Discussion in 'Technical Analysis' started by fatrat, Nov 27, 2006.

  1. fatrat


    First, do not flame me. I am merely stating what I heard in a conversation.

    There were a number of quants where I used to work. Some used technical analysis and others did not. One fellow in particular told me that he believes technical analysis does not genuinely provide the edge required to be consistently profitable.

    I'm not fully sure I agree with his statement, but I'm wondering if there are quants out there who have some more words on the matter. What exactly is a man with a PhD in mathematics saying when he believes technical analysis doesn't provide a significant edge to be consistently profitable?

    This isn't the first time I've heard someone say this, really. There was another fellow who used to post here regularly who claimed that people were delusional if they thought optimizing systems based on different moving averages was going to get them anywhere.

    And what is it, exactly, that quants provide that makes them so valuable to all of these quantitative hedge funds?
  2. quants attempt to provide objective research.

    TA is subjective.

  3. He is saying that he does not know how to properly apply TA. Those who cannot do something tend to dismiss it...
  4. kut2k2


    It means he hasn't figured it out, and he can't believe that there's anyone smarter than him who has figured it out. :)

    It happens even to bona fide geniuses.

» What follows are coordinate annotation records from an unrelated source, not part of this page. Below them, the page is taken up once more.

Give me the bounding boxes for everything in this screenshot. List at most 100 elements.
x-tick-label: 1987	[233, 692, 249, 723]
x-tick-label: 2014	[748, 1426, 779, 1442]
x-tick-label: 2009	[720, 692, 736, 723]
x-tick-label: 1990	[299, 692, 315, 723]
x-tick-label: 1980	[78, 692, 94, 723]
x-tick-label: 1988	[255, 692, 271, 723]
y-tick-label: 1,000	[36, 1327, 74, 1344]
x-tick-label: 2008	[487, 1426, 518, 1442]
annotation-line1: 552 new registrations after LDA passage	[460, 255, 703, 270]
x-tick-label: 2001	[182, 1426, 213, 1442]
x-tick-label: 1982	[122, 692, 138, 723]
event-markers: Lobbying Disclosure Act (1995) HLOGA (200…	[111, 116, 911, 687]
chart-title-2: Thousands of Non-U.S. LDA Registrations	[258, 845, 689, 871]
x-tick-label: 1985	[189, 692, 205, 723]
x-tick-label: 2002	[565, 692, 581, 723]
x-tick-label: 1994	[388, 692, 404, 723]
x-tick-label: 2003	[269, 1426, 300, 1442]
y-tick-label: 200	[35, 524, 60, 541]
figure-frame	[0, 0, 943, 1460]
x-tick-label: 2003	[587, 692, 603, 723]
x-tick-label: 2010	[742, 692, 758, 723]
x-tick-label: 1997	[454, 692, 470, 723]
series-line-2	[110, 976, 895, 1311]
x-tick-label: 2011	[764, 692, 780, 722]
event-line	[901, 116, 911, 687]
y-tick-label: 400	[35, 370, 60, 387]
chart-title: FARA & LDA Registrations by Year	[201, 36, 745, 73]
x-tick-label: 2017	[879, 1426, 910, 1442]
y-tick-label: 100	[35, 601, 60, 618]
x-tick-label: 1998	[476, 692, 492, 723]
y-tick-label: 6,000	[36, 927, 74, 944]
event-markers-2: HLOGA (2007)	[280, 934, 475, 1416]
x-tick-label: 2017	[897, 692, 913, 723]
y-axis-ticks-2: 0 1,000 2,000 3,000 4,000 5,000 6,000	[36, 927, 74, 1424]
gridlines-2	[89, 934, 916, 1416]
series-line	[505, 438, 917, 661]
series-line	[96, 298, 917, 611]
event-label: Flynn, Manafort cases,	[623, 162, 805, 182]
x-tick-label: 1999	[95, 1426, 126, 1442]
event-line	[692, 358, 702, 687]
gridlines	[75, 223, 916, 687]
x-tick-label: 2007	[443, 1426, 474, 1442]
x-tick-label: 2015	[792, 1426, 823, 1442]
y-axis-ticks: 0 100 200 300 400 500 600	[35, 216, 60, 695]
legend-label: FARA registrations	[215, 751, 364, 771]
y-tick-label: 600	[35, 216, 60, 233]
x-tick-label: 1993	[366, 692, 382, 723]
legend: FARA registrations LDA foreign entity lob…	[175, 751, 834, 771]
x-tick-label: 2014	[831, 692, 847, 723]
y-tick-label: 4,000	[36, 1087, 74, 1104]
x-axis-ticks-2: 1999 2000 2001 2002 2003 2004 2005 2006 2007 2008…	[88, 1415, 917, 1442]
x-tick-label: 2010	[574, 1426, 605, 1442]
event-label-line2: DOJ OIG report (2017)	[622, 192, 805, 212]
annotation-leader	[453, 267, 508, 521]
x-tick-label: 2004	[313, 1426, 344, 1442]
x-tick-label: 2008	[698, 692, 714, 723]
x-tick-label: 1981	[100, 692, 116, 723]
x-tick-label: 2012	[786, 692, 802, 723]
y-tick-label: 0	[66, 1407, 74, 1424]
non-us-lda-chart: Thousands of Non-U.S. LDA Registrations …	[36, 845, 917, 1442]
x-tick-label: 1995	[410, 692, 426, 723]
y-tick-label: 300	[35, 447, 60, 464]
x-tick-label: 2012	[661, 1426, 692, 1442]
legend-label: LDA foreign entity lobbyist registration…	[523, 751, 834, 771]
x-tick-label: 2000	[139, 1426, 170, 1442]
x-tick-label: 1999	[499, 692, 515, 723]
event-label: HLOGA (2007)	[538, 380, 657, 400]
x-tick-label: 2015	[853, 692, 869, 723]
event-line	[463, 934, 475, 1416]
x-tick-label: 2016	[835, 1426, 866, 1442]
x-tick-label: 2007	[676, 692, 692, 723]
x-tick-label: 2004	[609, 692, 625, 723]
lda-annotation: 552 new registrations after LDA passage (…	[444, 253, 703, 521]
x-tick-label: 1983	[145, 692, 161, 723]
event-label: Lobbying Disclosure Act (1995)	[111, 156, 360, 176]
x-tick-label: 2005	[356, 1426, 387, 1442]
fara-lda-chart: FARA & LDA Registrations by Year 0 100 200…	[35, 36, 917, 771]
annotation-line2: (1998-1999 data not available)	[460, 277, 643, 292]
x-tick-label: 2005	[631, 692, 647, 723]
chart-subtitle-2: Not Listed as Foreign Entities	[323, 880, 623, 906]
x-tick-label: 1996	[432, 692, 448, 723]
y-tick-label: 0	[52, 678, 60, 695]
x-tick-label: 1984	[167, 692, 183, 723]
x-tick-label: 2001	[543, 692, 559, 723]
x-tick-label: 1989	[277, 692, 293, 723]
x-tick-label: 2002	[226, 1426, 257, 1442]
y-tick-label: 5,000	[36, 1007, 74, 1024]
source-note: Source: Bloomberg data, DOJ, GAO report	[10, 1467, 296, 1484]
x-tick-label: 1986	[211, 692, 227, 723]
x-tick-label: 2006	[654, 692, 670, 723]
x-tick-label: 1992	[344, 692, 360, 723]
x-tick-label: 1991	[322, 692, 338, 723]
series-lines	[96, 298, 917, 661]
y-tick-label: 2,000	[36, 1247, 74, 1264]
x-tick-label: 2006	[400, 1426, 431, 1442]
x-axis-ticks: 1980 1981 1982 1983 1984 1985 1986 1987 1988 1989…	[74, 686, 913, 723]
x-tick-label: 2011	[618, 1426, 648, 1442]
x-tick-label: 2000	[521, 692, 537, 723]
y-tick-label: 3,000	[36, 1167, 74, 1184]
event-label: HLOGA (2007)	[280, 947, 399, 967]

Einstein was completely wrong on quantum mechanics, because he couldn't accept the notion that "God plays dice with the universe."
  5. Did he say that fundamental analysis gave that edge or that some hybrid of the two gave the edge? Did he say that it is impossible to have an edge?

    There is one way and one way only to make a stock go up, and that is to buy it (and vice versa.) Neither TA or fundamentals give 100% accurate signals as to when a preponderence of buyers or sellers are in the market, but too many people have gotten rich using either method to say that they can't provide an edge.
  6. First, I may not agree with your characterization of the scene.

    I know a few "quants" myself. Like any professionals, some are more skilled than others, certainly some are better communicators than others.

    Also I have had occasion to hire folks with backgrounds in quantitative methods, math, statistics, and physics. In general this has been a frustrating pursuit in that most of these folks were unable to add long term value to the business of managing and making money in financial markets.

    Fortunately those who have made money in the markets using quantitative methods have left a trail of sorts that one can navigate to their goal providing they are smart (and I mean street smart/detective smart).

    So let me get to the bottom line for you.. Here it is from my point of view. IF you can obtain a sufficient background in math, stats, or some allied field. IF you can learn to adapt and learn quickly, it is possible to learn enough to research in way that produces a viable, usable edge or advantage that permits you to reduce risk enough to overcome expenses and random adverse events. I have seen it done. I have replicated that kind of research myself and in the process, learned how it is done.

    In my opinion, because markets exhibit a tendency to cycle between stationarity and random behavior. What passes for "quantitative research" is often invalid or of limited value. I am pretty sure that if you could talk to a highly skilled researcher you would find that their world view is quite different.

  7. Are/ were they rich or poor quants?

    Listen to the rich quants only if telling you truth. :D
  8. MGJ


    Mostly this is a disagreement about definitions. What's "Technical Analysis"? What is it that a "Quant" does? How much do they overlap? How do they differ?

    For example, where do you put "Rule Based Mechanical Trading Systems?" Some would say "B". Others "A" and still others "C". Each of them are correct -- according to their definitions of quant and of TA.

    Where do you put "Calendar Anomalies" like "Sell in May and Go Away" or "Buy 2 days before the end of the month and sell 2 days after the beginning of the next month"? A good case could be made for all four choices: A, B, C, D.

    Where do you put Graham-and-Dodd "Value Investing"? At D? At A?

    How about Financial Astrology?

    When there is disagreement about "What is TA" and "What is Quant", there will necessarily be disagreement about which is more beneficial & profitable.
  9. I am not a quant but i believe TA is a scam. nobody making good money using ta makes money from the ta, it´s the person (or quant) behind it
  10. Has anybody ever seen an Automated Technical Analysis trading system, which is non-subjective and rules-based, with clear entry/exit signals. Such a system would NOT be subject to human interpretation or judgement(area B in above figure). This would avoid the problem of subjectivity which plagues TA.